See docs/RUNBOOK.md for the full first-boot walkthrough, and docs/WALKTHROUGH.md for an annotated end-to-end run.
Why dualpass
Why a different-vendor reviewer? A single model grading its own work hits self-evaluation bias hard — it confidently praises mediocre output. Adversarial review by a different vendor's model (different training data, different RLHF signal, different failure modes) catches what a same-vendor reviewer misses. Anthropic's engineering team documented this as the strongest known lever against self-evaluation bias for long-running coding agents.
Why fixed stages instead of arbitrary DAGs?
Fixed cycles are easier to reason about, easier to checkpoint, easier to recover. The DAG flexibility of frameworks like LangGraph buys you composability at the cost of debuggability. dualpass picks the other tradeoff. (If your use case genuinely needs a DAG, dualpass propose-dag will help you scope one — but v1 ships fixed-cycle only.)

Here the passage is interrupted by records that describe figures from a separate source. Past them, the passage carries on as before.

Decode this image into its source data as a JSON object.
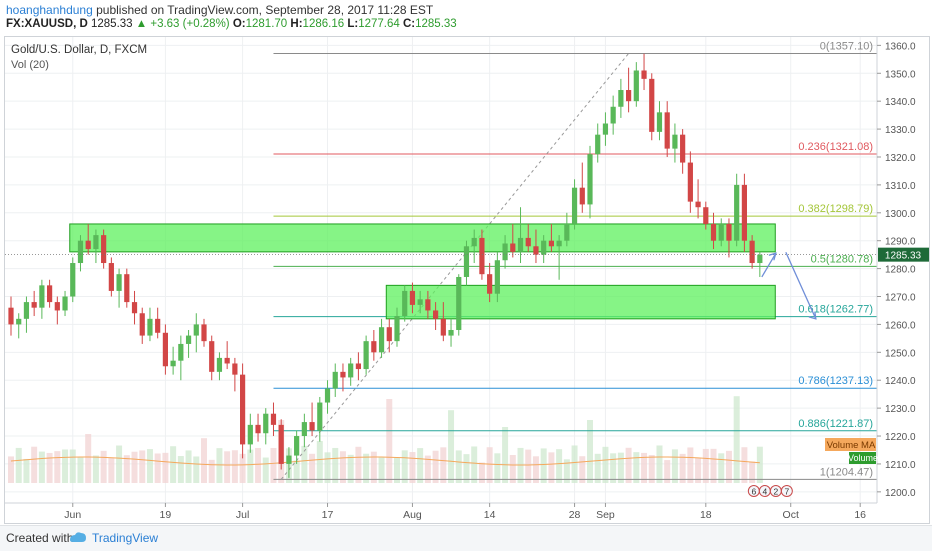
{
  "header": {
    "author": "hoanghanhdung",
    "published": "published on TradingView.com, September 28, 2017 11:28 EST",
    "symbol": "FX:XAUUSD, D",
    "last": "1285.33",
    "change": "+3.63 (+0.28%)",
    "o_label": "O:",
    "o": "1281.70",
    "h_label": "H:",
    "h": "1286.16",
    "l_label": "L:",
    "l": "1277.64",
    "c_label": "C:",
    "c": "1285.33"
  },
  "footer": {
    "created": "Created with",
    "brand": "TradingView"
  },
  "colors": {
    "up": "#59b859",
    "down": "#d24646",
    "grid": "#eef0f2",
    "zone": "#5ef05e",
    "zone_border": "#1f9e1f",
    "volume_ma": "#f5a85c",
    "arrow": "#6f8ed8"
  },
  "chart_data": {
    "type": "candlestick",
    "title": "Gold/U.S. Dollar, D, FXCM",
    "volume_label": "Vol (20)",
    "ylim": [
      1196,
      1363
    ],
    "y_ticks": [
      1200,
      1210,
      1220,
      1230,
      1240,
      1250,
      1260,
      1270,
      1280,
      1290,
      1300,
      1310,
      1320,
      1330,
      1340,
      1350,
      1360
    ],
    "x_ticks": [
      {
        "i": 8,
        "label": "Jun"
      },
      {
        "i": 20,
        "label": "19"
      },
      {
        "i": 30,
        "label": "Jul"
      },
      {
        "i": 41,
        "label": "17"
      },
      {
        "i": 52,
        "label": "Aug"
      },
      {
        "i": 62,
        "label": "14"
      },
      {
        "i": 73,
        "label": "28"
      },
      {
        "i": 77,
        "label": "Sep"
      },
      {
        "i": 90,
        "label": "18"
      },
      {
        "i": 101,
        "label": "Oct"
      },
      {
        "i": 110,
        "label": "16"
      }
    ],
    "price_label": "1285.33",
    "candles": [
      [
        1266,
        1270,
        1256,
        1260
      ],
      [
        1260,
        1264,
        1255,
        1262
      ],
      [
        1262,
        1270,
        1257,
        1268
      ],
      [
        1268,
        1272,
        1263,
        1266
      ],
      [
        1266,
        1276,
        1262,
        1274
      ],
      [
        1274,
        1276,
        1266,
        1268
      ],
      [
        1268,
        1270,
        1260,
        1265
      ],
      [
        1265,
        1272,
        1263,
        1270
      ],
      [
        1270,
        1284,
        1268,
        1282
      ],
      [
        1282,
        1292,
        1279,
        1290
      ],
      [
        1290,
        1296,
        1285,
        1287
      ],
      [
        1287,
        1294,
        1282,
        1292
      ],
      [
        1292,
        1294,
        1280,
        1282
      ],
      [
        1282,
        1284,
        1270,
        1272
      ],
      [
        1272,
        1280,
        1266,
        1278
      ],
      [
        1278,
        1280,
        1266,
        1268
      ],
      [
        1268,
        1272,
        1260,
        1264
      ],
      [
        1264,
        1266,
        1253,
        1256
      ],
      [
        1256,
        1266,
        1254,
        1262
      ],
      [
        1262,
        1266,
        1255,
        1257
      ],
      [
        1257,
        1260,
        1242,
        1245
      ],
      [
        1245,
        1252,
        1242,
        1247
      ],
      [
        1247,
        1256,
        1240,
        1253
      ],
      [
        1253,
        1258,
        1248,
        1256
      ],
      [
        1256,
        1264,
        1250,
        1260
      ],
      [
        1260,
        1262,
        1252,
        1254
      ],
      [
        1254,
        1256,
        1240,
        1243
      ],
      [
        1243,
        1250,
        1240,
        1248
      ],
      [
        1248,
        1254,
        1244,
        1246
      ],
      [
        1246,
        1248,
        1236,
        1242
      ],
      [
        1242,
        1246,
        1212,
        1217
      ],
      [
        1217,
        1228,
        1214,
        1224
      ],
      [
        1224,
        1228,
        1218,
        1221
      ],
      [
        1221,
        1230,
        1217,
        1228
      ],
      [
        1228,
        1232,
        1220,
        1224
      ],
      [
        1224,
        1226,
        1208,
        1210
      ],
      [
        1210,
        1216,
        1205,
        1213
      ],
      [
        1213,
        1222,
        1210,
        1220
      ],
      [
        1220,
        1228,
        1216,
        1225
      ],
      [
        1225,
        1232,
        1220,
        1222
      ],
      [
        1222,
        1234,
        1218,
        1232
      ],
      [
        1232,
        1240,
        1228,
        1237
      ],
      [
        1237,
        1246,
        1234,
        1243
      ],
      [
        1243,
        1246,
        1236,
        1241
      ],
      [
        1241,
        1248,
        1238,
        1246
      ],
      [
        1246,
        1250,
        1240,
        1244
      ],
      [
        1244,
        1256,
        1242,
        1254
      ],
      [
        1254,
        1258,
        1247,
        1250
      ],
      [
        1250,
        1262,
        1248,
        1259
      ],
      [
        1259,
        1262,
        1250,
        1254
      ],
      [
        1254,
        1266,
        1252,
        1263
      ],
      [
        1263,
        1274,
        1261,
        1272
      ],
      [
        1272,
        1275,
        1264,
        1267
      ],
      [
        1267,
        1272,
        1264,
        1269
      ],
      [
        1269,
        1272,
        1262,
        1265
      ],
      [
        1265,
        1268,
        1258,
        1262
      ],
      [
        1262,
        1268,
        1254,
        1256
      ],
      [
        1256,
        1262,
        1252,
        1258
      ],
      [
        1258,
        1278,
        1256,
        1277
      ],
      [
        1277,
        1290,
        1274,
        1288
      ],
      [
        1288,
        1294,
        1282,
        1291
      ],
      [
        1291,
        1294,
        1276,
        1278
      ],
      [
        1278,
        1282,
        1268,
        1271
      ],
      [
        1271,
        1286,
        1268,
        1283
      ],
      [
        1283,
        1292,
        1280,
        1289
      ],
      [
        1289,
        1296,
        1284,
        1286
      ],
      [
        1286,
        1302,
        1282,
        1291
      ],
      [
        1291,
        1296,
        1286,
        1288
      ],
      [
        1288,
        1294,
        1282,
        1285
      ],
      [
        1285,
        1292,
        1282,
        1290
      ],
      [
        1290,
        1296,
        1286,
        1288
      ],
      [
        1288,
        1292,
        1276,
        1290
      ],
      [
        1290,
        1300,
        1288,
        1296
      ],
      [
        1296,
        1312,
        1294,
        1309
      ],
      [
        1309,
        1318,
        1300,
        1303
      ],
      [
        1303,
        1324,
        1298,
        1321
      ],
      [
        1321,
        1332,
        1318,
        1328
      ],
      [
        1328,
        1336,
        1324,
        1332
      ],
      [
        1332,
        1342,
        1328,
        1338
      ],
      [
        1338,
        1348,
        1334,
        1344
      ],
      [
        1344,
        1352,
        1336,
        1340
      ],
      [
        1340,
        1354,
        1338,
        1351
      ],
      [
        1351,
        1357,
        1344,
        1348
      ],
      [
        1348,
        1350,
        1326,
        1329
      ],
      [
        1329,
        1340,
        1326,
        1336
      ],
      [
        1336,
        1340,
        1320,
        1323
      ],
      [
        1323,
        1332,
        1318,
        1328
      ],
      [
        1328,
        1330,
        1314,
        1318
      ],
      [
        1318,
        1322,
        1300,
        1304
      ],
      [
        1304,
        1312,
        1298,
        1302
      ],
      [
        1302,
        1304,
        1294,
        1296
      ],
      [
        1296,
        1300,
        1287,
        1290
      ],
      [
        1290,
        1298,
        1288,
        1296
      ],
      [
        1296,
        1298,
        1284,
        1290
      ],
      [
        1290,
        1314,
        1288,
        1310
      ],
      [
        1310,
        1314,
        1286,
        1290
      ],
      [
        1290,
        1292,
        1280,
        1282
      ],
      [
        1282,
        1286,
        1277,
        1285
      ]
    ],
    "volume": [
      {
        "i": 10,
        "v": 0.35
      },
      {
        "i": 25,
        "v": 0.32
      },
      {
        "i": 35,
        "v": 0.45
      },
      {
        "i": 40,
        "v": 0.3
      },
      {
        "i": 49,
        "v": 0.6
      },
      {
        "i": 57,
        "v": 0.52
      },
      {
        "i": 64,
        "v": 0.4
      },
      {
        "i": 75,
        "v": 0.45
      },
      {
        "i": 94,
        "v": 0.62
      },
      {
        "i": 98,
        "v": 0.32
      }
    ],
    "volume_ma_label": "Volume MA",
    "volume_label_badge": "Volume",
    "fib": [
      {
        "ratio": "0",
        "value": "1357.10",
        "color": "#8a8a8a"
      },
      {
        "ratio": "0.236",
        "value": "1321.08",
        "color": "#e0595f"
      },
      {
        "ratio": "0.382",
        "value": "1298.79",
        "color": "#a4c639"
      },
      {
        "ratio": "0.5",
        "value": "1280.78",
        "color": "#4caf50"
      },
      {
        "ratio": "0.618",
        "value": "1262.77",
        "color": "#26a69a"
      },
      {
        "ratio": "0.786",
        "value": "1237.13",
        "color": "#2a8fd6"
      },
      {
        "ratio": "0.886",
        "value": "1221.87",
        "color": "#26a69a"
      },
      {
        "ratio": "1",
        "value": "1204.47",
        "color": "#8a8a8a"
      }
    ],
    "zones": [
      {
        "from": 8,
        "to": 99,
        "low": 1286,
        "high": 1296
      },
      {
        "from": 49,
        "to": 99,
        "low": 1262,
        "high": 1274
      }
    ],
    "event_icons": [
      "6",
      "4",
      "2",
      "7"
    ]
  }
}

Why ship watchers? Background daemons that auto-trigger downstream stages when an upstream artifact lands. The reliability lessons here (seed-before-going-live, single-flight guards, split-parent skip gates) are load-bearing — without them, a multi-day build is fragile to a single missed handoff. They're in v1 from day one.

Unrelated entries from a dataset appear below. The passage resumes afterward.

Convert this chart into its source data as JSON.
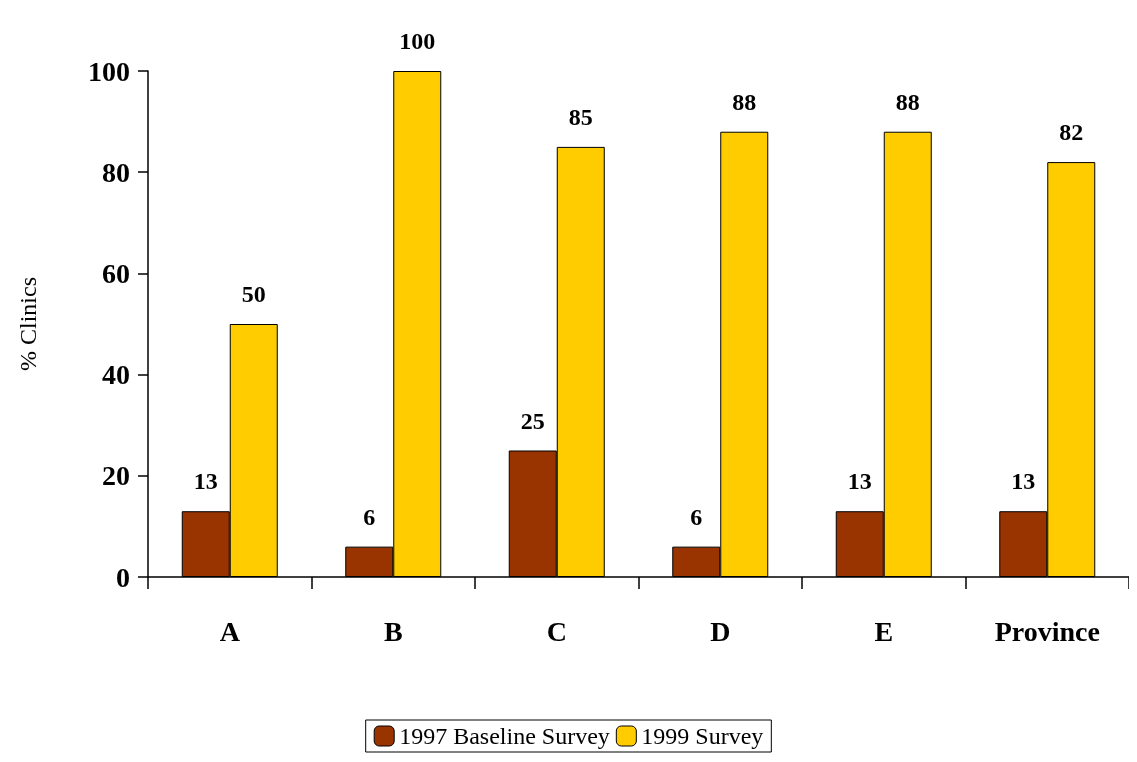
{
  "chart_data": {
    "type": "bar",
    "ylabel": "% Clinics",
    "categories": [
      "A",
      "B",
      "C",
      "D",
      "E",
      "Province"
    ],
    "series": [
      {
        "name": "1997 Baseline Survey",
        "color": "#993300",
        "values": [
          13,
          6,
          25,
          6,
          13,
          13
        ]
      },
      {
        "name": "1999 Survey",
        "color": "#ffcc00",
        "values": [
          50,
          100,
          85,
          88,
          88,
          82
        ]
      }
    ],
    "ylim": [
      0,
      100
    ],
    "yticks": [
      0,
      20,
      40,
      60,
      80,
      100
    ],
    "grid": false,
    "legend": "bottom",
    "data_labels": true
  }
}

Why CLI-template agent invocation?
Because the LLM ecosystem is fragmenting faster than any SDK can keep up. As long as a model has a CLI that takes a prompt and returns a string, dualpass can drive it. No SDK lock-in.
How it compares
dualpass picks reliability over composability — fewer ways to wire things together, more guarantees about what happens when something goes wrong. The honest comparison below is meant to surface tradeoffs, not score points; where another project genuinely wins on a dimension, that's the point of putting it in the table.

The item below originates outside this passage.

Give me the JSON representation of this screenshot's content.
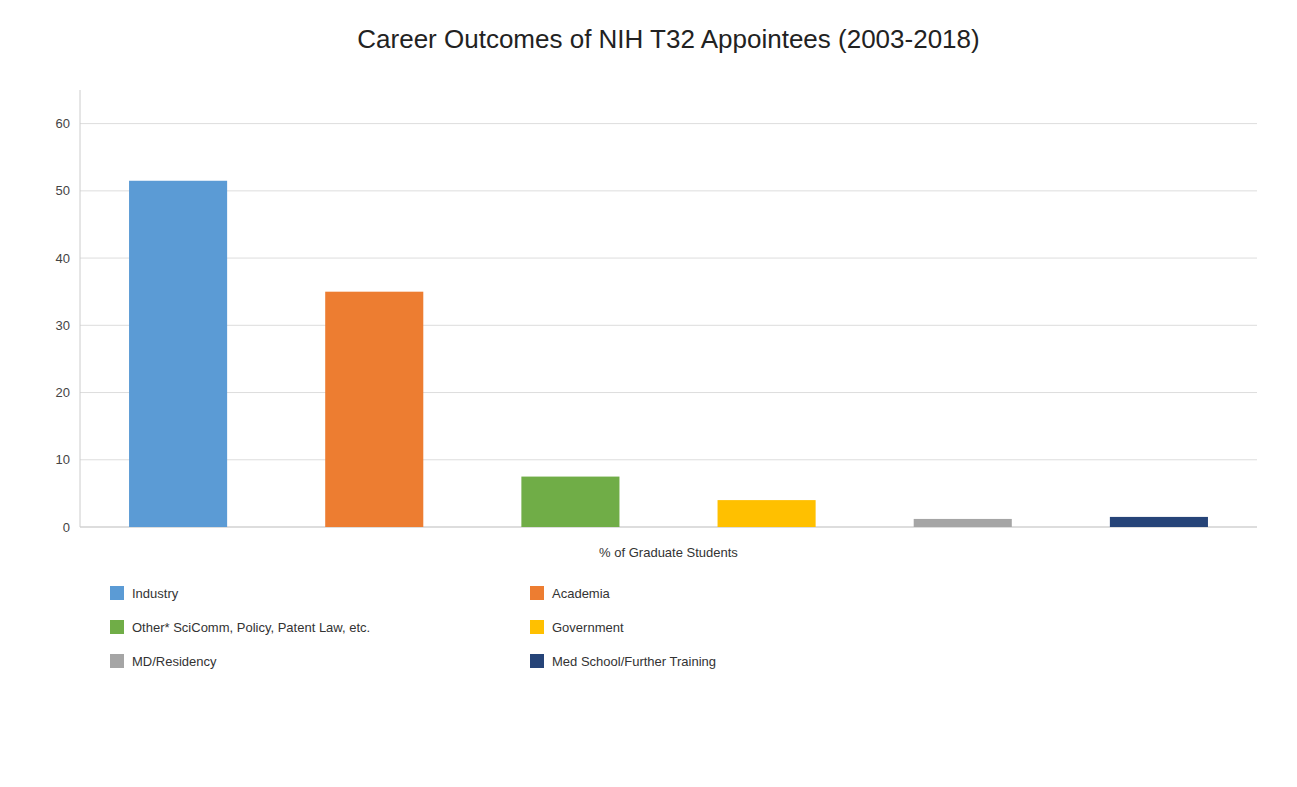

| Project | Cross-vendor reviewer | Fixed pipeline vs DAG | CLI-first | SDK lock-in | Watchers | Sandbox tiers |
|---|---|---|---|---|---|---|
| dualpass | Built-in | Fixed | Yes | None (CLI templates) | Yes (3) | Yes (4 postures) |
| LangGraph | DIY | DAG | No (Python API) | LangChain | No | DIY |
| CrewAI | DIY | Role-based | No (Python API) | CrewAI | No | DIY |
| HumanLayer 12-factor-agents | N/A (framework-agnostic spec) | N/A | N/A | N/A | N/A | N/A |
| smolagents | DIY | Single-turn | Yes | huggingface_hub | No | DIY |
| AutoGen | DIY | Multi-agent | No (Python API) | autogen | No | DIY |
If you need DAG flexibility, LangGraph beats dualpass on that axis. If you want a single-turn, lightweight runner over Hugging Face Hub, smolagents is closer to that shape. dualpass is the right pick when you want a long-running staged pipeline with cross-vendor review and recoverable failure modes by default.
Documentation
- CONCEPTS.md — the nine components + dualpass-specific reliability patterns
- RUNBOOK.md — first-boot walkthrough and recovery procedures
- CONFIG-REFERENCE.md — every config file, every field
- CHANGELOG.md — release notes
- CONTRIBUTING.md — how to contribute
License
Apache 2.0. See LICENSE. Explicit patent grant included.
Acknowledgments
dualpass distills patterns from published guidance by Anthropic engineering (Claude Code, "Building Effective Agents," "Effective harnesses for long-running agents," "Harness design for long-running apps"), HumanLayer's 12-factor-agents (Dex Horthy), Cognition Labs ("Don't Build Multi-Agents"), and Simon Willison's writing on tool-use security, hardened against patterns learned running a production staged-pipeline build. Names credited where claims appear in the docs.
Python 3.14 + macOS editable installs (pip install -e .) silently fail to expose the package because Python 3.14's site.py skips .pth files that carry the auto-applied com.apple.provenance xattr. The published wheel works on 3.14, and the test suite works via the repo's conftest.py. See CONTRIBUTING.md for workarounds.